No vídeo de pouco mais de 4 minutos que passou no programa Quotidien, quando António Guterres passa (minuto 2:44) Weill diz que com diplomatas - sendo notório que não reconhece o candidato a substituir Ban ki-moon no mais alto cargo das Nações Unidas - não está a ter muita sorte e que é melhor tentar mais altos dignitários. Isto depois de ter falado com alguns representantes de países que preferiram não se pronunciar sobre Trump.

 

Mas o verdadeiro momento de embaraço é quando fala (minuto 4:23) com Marcelo Rebelo de Sousa. O jornalista abordou o chefe de Estado, sem saber quem era, e perguntou-lhe se se sentia inquieto em relação às eleições presidenciais de 8 de Novembro nos EUA. Marcelo respondeu que preferia não tecer comentários sobre os problemas de outros países, sobretudo "países amigos".

 

É então que Weill lhe pergunta a que comitiva pertence.
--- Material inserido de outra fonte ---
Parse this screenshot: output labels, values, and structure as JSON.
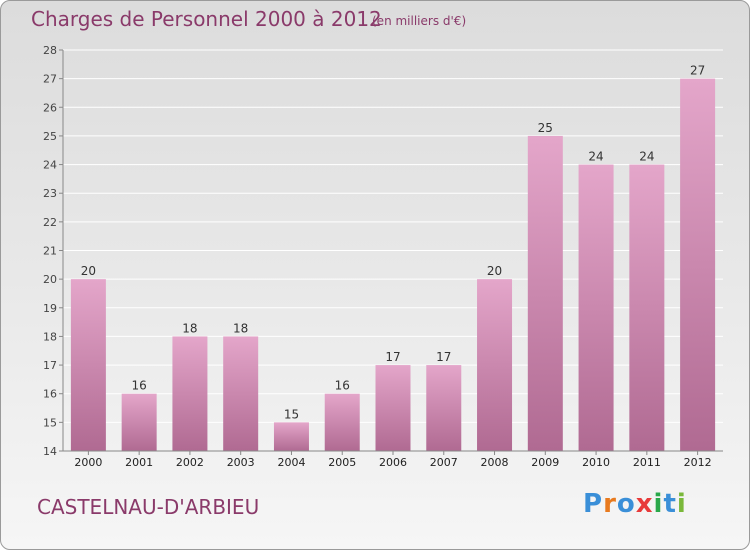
{
  "header": {
    "title": "Charges de Personnel 2000 à 2012",
    "subtitle": "(en milliers d'€)"
  },
  "footer": {
    "commune": "CASTELNAU-D'ARBIEU",
    "logo_letters": [
      "P",
      "r",
      "o",
      "x",
      "i",
      "t",
      "i"
    ],
    "logo_colors": [
      "#3a8fd8",
      "#e87a1e",
      "#3a8fd8",
      "#e83a3a",
      "#2aa84a",
      "#3a8fd8",
      "#7ab83a"
    ]
  },
  "colors": {
    "bar_top": "#e4a6ca",
    "bar_bottom": "#b06a92",
    "grid": "#ffffff",
    "axis": "#888888"
  },
  "chart_data": {
    "type": "bar",
    "categories": [
      "2000",
      "2001",
      "2002",
      "2003",
      "2004",
      "2005",
      "2006",
      "2007",
      "2008",
      "2009",
      "2010",
      "2011",
      "2012"
    ],
    "values": [
      20,
      16,
      18,
      18,
      15,
      16,
      17,
      17,
      20,
      25,
      24,
      24,
      27
    ],
    "data_labels": [
      "20",
      "16",
      "18",
      "18",
      "15",
      "16",
      "17",
      "17",
      "20",
      "25",
      "24",
      "24",
      "27"
    ],
    "ylim": [
      14,
      28
    ],
    "yticks": [
      14,
      15,
      16,
      17,
      18,
      19,
      20,
      21,
      22,
      23,
      24,
      25,
      26,
      27,
      28
    ],
    "grid": true,
    "title": "Charges de Personnel 2000 à 2012",
    "xlabel": "",
    "ylabel": ""
  }
}
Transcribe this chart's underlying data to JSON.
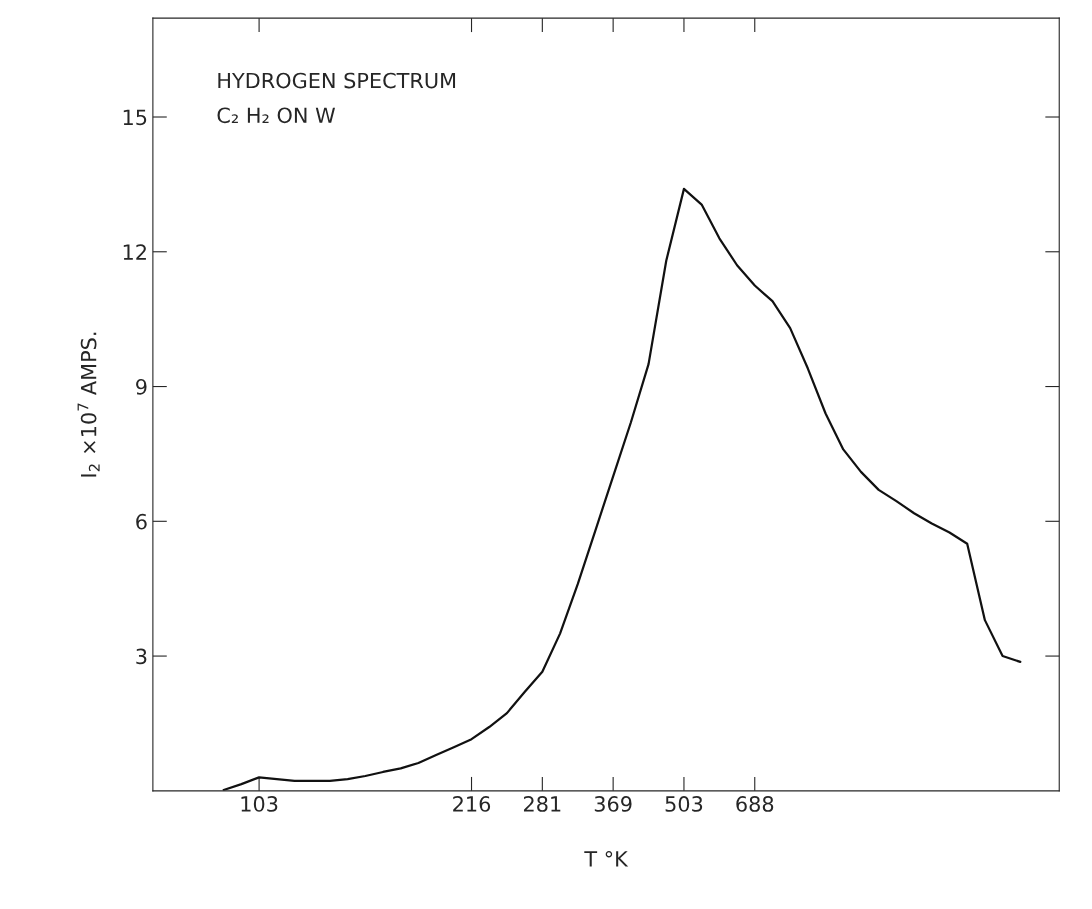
{
  "chart_data": {
    "type": "line",
    "xlabel": "T °K",
    "ylabel": "I$_{2}$ ×10$^{7}$ AMPS.",
    "annotations": [
      "HYDROGEN SPECTRUM",
      "C₂ H₂ ON W"
    ],
    "categories": [
      null,
      null,
      null,
      null,
      null,
      null,
      "103",
      null,
      null,
      null,
      null,
      null,
      null,
      null,
      null,
      null,
      null,
      null,
      "216",
      null,
      null,
      null,
      "281",
      null,
      null,
      null,
      "369",
      null,
      null,
      null,
      "503",
      null,
      null,
      null,
      "688",
      null,
      null,
      null,
      null,
      null,
      null,
      null,
      null,
      null,
      null,
      null,
      null,
      null,
      null,
      null,
      null,
      null
    ],
    "series": [
      {
        "color": "#111111",
        "values": [
          null,
          null,
          null,
          null,
          0.02,
          0.15,
          0.3,
          0.26,
          0.22,
          0.22,
          0.22,
          0.26,
          0.33,
          0.42,
          0.5,
          0.62,
          0.8,
          0.97,
          1.15,
          1.42,
          1.73,
          2.2,
          2.65,
          3.5,
          4.6,
          5.8,
          7.0,
          8.2,
          9.5,
          11.8,
          13.4,
          13.05,
          12.3,
          11.7,
          11.25,
          10.9,
          10.3,
          9.4,
          8.4,
          7.6,
          7.1,
          6.7,
          6.45,
          6.18,
          5.95,
          5.75,
          5.5,
          3.8,
          3.0,
          2.87,
          null,
          null
        ]
      }
    ],
    "ylim": [
      0,
      17.2
    ],
    "yticks": [
      3,
      6,
      9,
      12,
      15
    ],
    "grid": false,
    "legend": false,
    "marker": "none",
    "line_style": "solid"
  }
}
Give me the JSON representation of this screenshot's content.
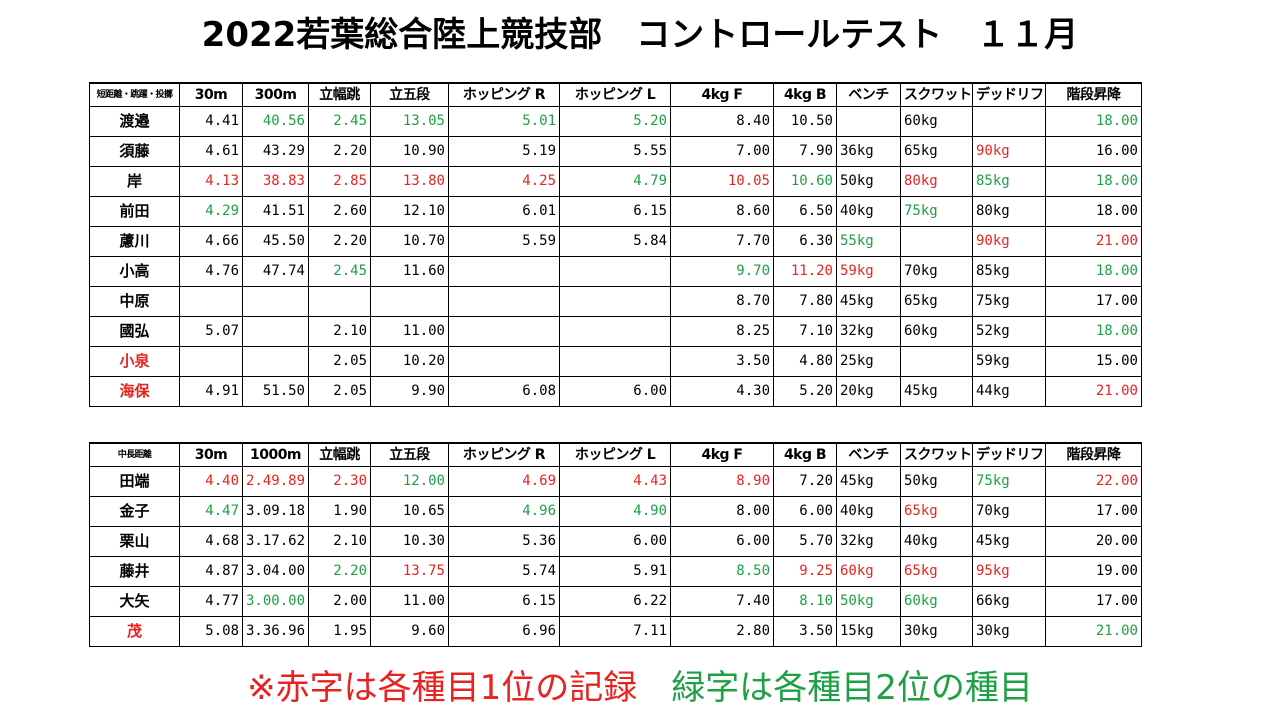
{
  "title": "2022若葉総合陸上競技部　コントロールテスト　１１月",
  "colors": {
    "first": "#e8231f",
    "second": "#1ea045",
    "text": "#000000"
  },
  "sprint_table": {
    "headers": [
      "短距離・跳躍・投擲",
      "30m",
      "300m",
      "立幅跳",
      "立五段",
      "ホッピング R",
      "ホッピング L",
      "4kg F",
      "4kg B",
      "ベンチ",
      "スクワット",
      "デッドリフト",
      "階段昇降"
    ],
    "rows": [
      {
        "name": "渡邉",
        "name_color": "",
        "cells": [
          {
            "v": "4.41",
            "c": ""
          },
          {
            "v": "40.56",
            "c": "green"
          },
          {
            "v": "2.45",
            "c": "green"
          },
          {
            "v": "13.05",
            "c": "green"
          },
          {
            "v": "5.01",
            "c": "green"
          },
          {
            "v": "5.20",
            "c": "green"
          },
          {
            "v": "8.40",
            "c": ""
          },
          {
            "v": "10.50",
            "c": ""
          },
          {
            "v": "",
            "c": ""
          },
          {
            "v": "60kg",
            "c": ""
          },
          {
            "v": "",
            "c": ""
          },
          {
            "v": "18.00",
            "c": "green"
          }
        ]
      },
      {
        "name": "須藤",
        "name_color": "",
        "cells": [
          {
            "v": "4.61",
            "c": ""
          },
          {
            "v": "43.29",
            "c": ""
          },
          {
            "v": "2.20",
            "c": ""
          },
          {
            "v": "10.90",
            "c": ""
          },
          {
            "v": "5.19",
            "c": ""
          },
          {
            "v": "5.55",
            "c": ""
          },
          {
            "v": "7.00",
            "c": ""
          },
          {
            "v": "7.90",
            "c": ""
          },
          {
            "v": "36kg",
            "c": ""
          },
          {
            "v": "65kg",
            "c": ""
          },
          {
            "v": "90kg",
            "c": "red"
          },
          {
            "v": "16.00",
            "c": ""
          }
        ]
      },
      {
        "name": "岸",
        "name_color": "",
        "cells": [
          {
            "v": "4.13",
            "c": "red"
          },
          {
            "v": "38.83",
            "c": "red"
          },
          {
            "v": "2.85",
            "c": "red"
          },
          {
            "v": "13.80",
            "c": "red"
          },
          {
            "v": "4.25",
            "c": "red"
          },
          {
            "v": "4.79",
            "c": "green"
          },
          {
            "v": "10.05",
            "c": "red"
          },
          {
            "v": "10.60",
            "c": "green"
          },
          {
            "v": "50kg",
            "c": ""
          },
          {
            "v": "80kg",
            "c": "red"
          },
          {
            "v": "85kg",
            "c": "green"
          },
          {
            "v": "18.00",
            "c": "green"
          }
        ]
      },
      {
        "name": "前田",
        "name_color": "",
        "cells": [
          {
            "v": "4.29",
            "c": "green"
          },
          {
            "v": "41.51",
            "c": ""
          },
          {
            "v": "2.60",
            "c": ""
          },
          {
            "v": "12.10",
            "c": ""
          },
          {
            "v": "6.01",
            "c": ""
          },
          {
            "v": "6.15",
            "c": ""
          },
          {
            "v": "8.60",
            "c": ""
          },
          {
            "v": "6.50",
            "c": ""
          },
          {
            "v": "40kg",
            "c": ""
          },
          {
            "v": "75kg",
            "c": "green"
          },
          {
            "v": "80kg",
            "c": ""
          },
          {
            "v": "18.00",
            "c": ""
          }
        ]
      },
      {
        "name": "藘川",
        "name_color": "",
        "cells": [
          {
            "v": "4.66",
            "c": ""
          },
          {
            "v": "45.50",
            "c": ""
          },
          {
            "v": "2.20",
            "c": ""
          },
          {
            "v": "10.70",
            "c": ""
          },
          {
            "v": "5.59",
            "c": ""
          },
          {
            "v": "5.84",
            "c": ""
          },
          {
            "v": "7.70",
            "c": ""
          },
          {
            "v": "6.30",
            "c": ""
          },
          {
            "v": "55kg",
            "c": "green"
          },
          {
            "v": "",
            "c": ""
          },
          {
            "v": "90kg",
            "c": "red"
          },
          {
            "v": "21.00",
            "c": "red"
          }
        ]
      },
      {
        "name": "小高",
        "name_color": "",
        "cells": [
          {
            "v": "4.76",
            "c": ""
          },
          {
            "v": "47.74",
            "c": ""
          },
          {
            "v": "2.45",
            "c": "green"
          },
          {
            "v": "11.60",
            "c": ""
          },
          {
            "v": "",
            "c": ""
          },
          {
            "v": "",
            "c": ""
          },
          {
            "v": "9.70",
            "c": "green"
          },
          {
            "v": "11.20",
            "c": "red"
          },
          {
            "v": "59kg",
            "c": "red"
          },
          {
            "v": "70kg",
            "c": ""
          },
          {
            "v": "85kg",
            "c": ""
          },
          {
            "v": "18.00",
            "c": "green"
          }
        ]
      },
      {
        "name": "中原",
        "name_color": "",
        "cells": [
          {
            "v": "",
            "c": ""
          },
          {
            "v": "",
            "c": ""
          },
          {
            "v": "",
            "c": ""
          },
          {
            "v": "",
            "c": ""
          },
          {
            "v": "",
            "c": ""
          },
          {
            "v": "",
            "c": ""
          },
          {
            "v": "8.70",
            "c": ""
          },
          {
            "v": "7.80",
            "c": ""
          },
          {
            "v": "45kg",
            "c": ""
          },
          {
            "v": "65kg",
            "c": ""
          },
          {
            "v": "75kg",
            "c": ""
          },
          {
            "v": "17.00",
            "c": ""
          }
        ]
      },
      {
        "name": "國弘",
        "name_color": "",
        "cells": [
          {
            "v": "5.07",
            "c": ""
          },
          {
            "v": "",
            "c": ""
          },
          {
            "v": "2.10",
            "c": ""
          },
          {
            "v": "11.00",
            "c": ""
          },
          {
            "v": "",
            "c": ""
          },
          {
            "v": "",
            "c": ""
          },
          {
            "v": "8.25",
            "c": ""
          },
          {
            "v": "7.10",
            "c": ""
          },
          {
            "v": "32kg",
            "c": ""
          },
          {
            "v": "60kg",
            "c": ""
          },
          {
            "v": "52kg",
            "c": ""
          },
          {
            "v": "18.00",
            "c": "green"
          }
        ]
      },
      {
        "name": "小泉",
        "name_color": "red",
        "cells": [
          {
            "v": "",
            "c": ""
          },
          {
            "v": "",
            "c": ""
          },
          {
            "v": "2.05",
            "c": ""
          },
          {
            "v": "10.20",
            "c": ""
          },
          {
            "v": "",
            "c": ""
          },
          {
            "v": "",
            "c": ""
          },
          {
            "v": "3.50",
            "c": ""
          },
          {
            "v": "4.80",
            "c": ""
          },
          {
            "v": "25kg",
            "c": ""
          },
          {
            "v": "",
            "c": ""
          },
          {
            "v": "59kg",
            "c": ""
          },
          {
            "v": "15.00",
            "c": ""
          }
        ]
      },
      {
        "name": "海保",
        "name_color": "red",
        "cells": [
          {
            "v": "4.91",
            "c": ""
          },
          {
            "v": "51.50",
            "c": ""
          },
          {
            "v": "2.05",
            "c": ""
          },
          {
            "v": "9.90",
            "c": ""
          },
          {
            "v": "6.08",
            "c": ""
          },
          {
            "v": "6.00",
            "c": ""
          },
          {
            "v": "4.30",
            "c": ""
          },
          {
            "v": "5.20",
            "c": ""
          },
          {
            "v": "20kg",
            "c": ""
          },
          {
            "v": "45kg",
            "c": ""
          },
          {
            "v": "44kg",
            "c": ""
          },
          {
            "v": "21.00",
            "c": "red"
          }
        ]
      }
    ]
  },
  "distance_table": {
    "headers": [
      "中長距離",
      "30m",
      "1000m",
      "立幅跳",
      "立五段",
      "ホッピング R",
      "ホッピング L",
      "4kg F",
      "4kg B",
      "ベンチ",
      "スクワット",
      "デッドリフト",
      "階段昇降"
    ],
    "rows": [
      {
        "name": "田端",
        "name_color": "",
        "cells": [
          {
            "v": "4.40",
            "c": "red"
          },
          {
            "v": "2.49.89",
            "c": "red"
          },
          {
            "v": "2.30",
            "c": "red"
          },
          {
            "v": "12.00",
            "c": "green"
          },
          {
            "v": "4.69",
            "c": "red"
          },
          {
            "v": "4.43",
            "c": "red"
          },
          {
            "v": "8.90",
            "c": "red"
          },
          {
            "v": "7.20",
            "c": ""
          },
          {
            "v": "45kg",
            "c": ""
          },
          {
            "v": "50kg",
            "c": ""
          },
          {
            "v": "75kg",
            "c": "green"
          },
          {
            "v": "22.00",
            "c": "red"
          }
        ]
      },
      {
        "name": "金子",
        "name_color": "",
        "cells": [
          {
            "v": "4.47",
            "c": "green"
          },
          {
            "v": "3.09.18",
            "c": ""
          },
          {
            "v": "1.90",
            "c": ""
          },
          {
            "v": "10.65",
            "c": ""
          },
          {
            "v": "4.96",
            "c": "green"
          },
          {
            "v": "4.90",
            "c": "green"
          },
          {
            "v": "8.00",
            "c": ""
          },
          {
            "v": "6.00",
            "c": ""
          },
          {
            "v": "40kg",
            "c": ""
          },
          {
            "v": "65kg",
            "c": "red"
          },
          {
            "v": "70kg",
            "c": ""
          },
          {
            "v": "17.00",
            "c": ""
          }
        ]
      },
      {
        "name": "栗山",
        "name_color": "",
        "cells": [
          {
            "v": "4.68",
            "c": ""
          },
          {
            "v": "3.17.62",
            "c": ""
          },
          {
            "v": "2.10",
            "c": ""
          },
          {
            "v": "10.30",
            "c": ""
          },
          {
            "v": "5.36",
            "c": ""
          },
          {
            "v": "6.00",
            "c": ""
          },
          {
            "v": "6.00",
            "c": ""
          },
          {
            "v": "5.70",
            "c": ""
          },
          {
            "v": "32kg",
            "c": ""
          },
          {
            "v": "40kg",
            "c": ""
          },
          {
            "v": "45kg",
            "c": ""
          },
          {
            "v": "20.00",
            "c": ""
          }
        ]
      },
      {
        "name": "藤井",
        "name_color": "",
        "cells": [
          {
            "v": "4.87",
            "c": ""
          },
          {
            "v": "3.04.00",
            "c": ""
          },
          {
            "v": "2.20",
            "c": "green"
          },
          {
            "v": "13.75",
            "c": "red"
          },
          {
            "v": "5.74",
            "c": ""
          },
          {
            "v": "5.91",
            "c": ""
          },
          {
            "v": "8.50",
            "c": "green"
          },
          {
            "v": "9.25",
            "c": "red"
          },
          {
            "v": "60kg",
            "c": "red"
          },
          {
            "v": "65kg",
            "c": "red"
          },
          {
            "v": "95kg",
            "c": "red"
          },
          {
            "v": "19.00",
            "c": ""
          }
        ]
      },
      {
        "name": "大矢",
        "name_color": "",
        "cells": [
          {
            "v": "4.77",
            "c": ""
          },
          {
            "v": "3.00.00",
            "c": "green"
          },
          {
            "v": "2.00",
            "c": ""
          },
          {
            "v": "11.00",
            "c": ""
          },
          {
            "v": "6.15",
            "c": ""
          },
          {
            "v": "6.22",
            "c": ""
          },
          {
            "v": "7.40",
            "c": ""
          },
          {
            "v": "8.10",
            "c": "green"
          },
          {
            "v": "50kg",
            "c": "green"
          },
          {
            "v": "60kg",
            "c": "green"
          },
          {
            "v": "66kg",
            "c": ""
          },
          {
            "v": "17.00",
            "c": ""
          }
        ]
      },
      {
        "name": "茂",
        "name_color": "red",
        "cells": [
          {
            "v": "5.08",
            "c": ""
          },
          {
            "v": "3.36.96",
            "c": ""
          },
          {
            "v": "1.95",
            "c": ""
          },
          {
            "v": "9.60",
            "c": ""
          },
          {
            "v": "6.96",
            "c": ""
          },
          {
            "v": "7.11",
            "c": ""
          },
          {
            "v": "2.80",
            "c": ""
          },
          {
            "v": "3.50",
            "c": ""
          },
          {
            "v": "15kg",
            "c": ""
          },
          {
            "v": "30kg",
            "c": ""
          },
          {
            "v": "30kg",
            "c": ""
          },
          {
            "v": "21.00",
            "c": "green"
          }
        ]
      }
    ]
  },
  "footnote": {
    "red_part": "※赤字は各種目1位の記録",
    "separator": "　",
    "green_part": "緑字は各種目2位の種目"
  }
}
Marcelo Rebelo de Sousa diz que faz parte da delegação portuguesa. Weill pergunta-lhe então qual o cargo que ocupa. "Sou o Presidente da República de Portugal", responde Marcelo.

 

No estúdio, a reacção de Yann Romain Barthès, que conduz o programa Quotidien, não se fez esperar. Por entre os risos na plateia, Barthés brinca com a situação e diz-lhe que provocou um incidente diplomático entre França e Portugal. Ao que Weill responde: "Fica prometido que vou rever os [nomes dos] chefes de Estado".